Freitag, 7. März 2014

Die Geschichte einer Amour Fou - Klassiker der Extraklasse: Die Geschichte der Adéle H. (1975)




Die Geschichte der Adele H., das ist die Geschichte einer Amour Fou, die Truffaut hier erzählt. Das »H« in ihrem Namen steht für Hugo. Sie ist die Tochter des berühmten und von Truffaut verehrten Victor Hugo. So führt dieser Film, in dessen Fokus eine Frau und deren Liebeswahn steht, von Truffaut auch wieder in vergangene Zeiten. Vergangen, das ist eigentlich auch die Musik, die Truffaut für seinen Film verwendete. Sie stammt vom Komponisten Maurice Jaubert, der 1940 starb und dessen musikalische Untermalung sowohl schnelle und bedrängende als auch elegante Klänge umfasst.
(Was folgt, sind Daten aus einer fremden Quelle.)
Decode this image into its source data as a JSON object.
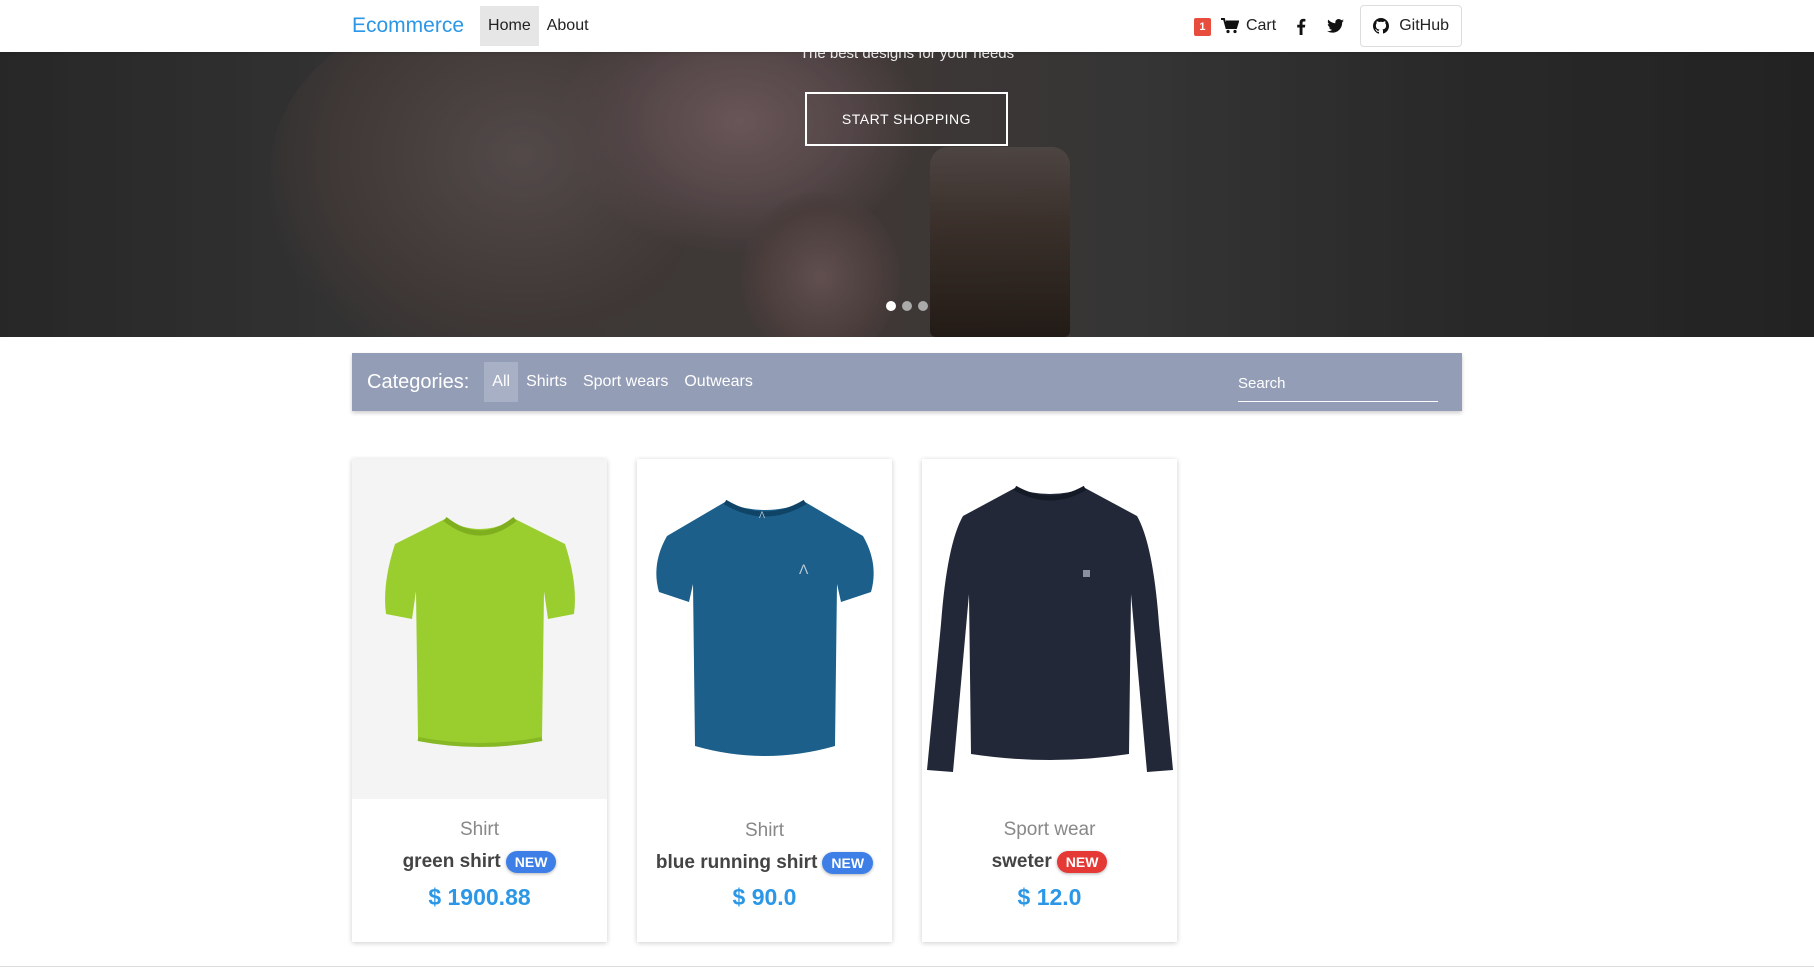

Besonders die disharmonischen Klänge geben passend Stimmung und Charakter des Films wieder, sodass dadurch das Gezeigte eindrucksvoll untermauert wird. Truffaut konzentriert sich ganz und gar auf seine Protagonistin, die von Isabelle Adjani leidenschaftlich, zerbrechlich und doch impulsiv verkörpert wird. Es ist ein Film, der Adjani gehört und ihr auch gehen sollte, laut Truffaut. Und auch die Bilder kleben an seiner Protagonistin.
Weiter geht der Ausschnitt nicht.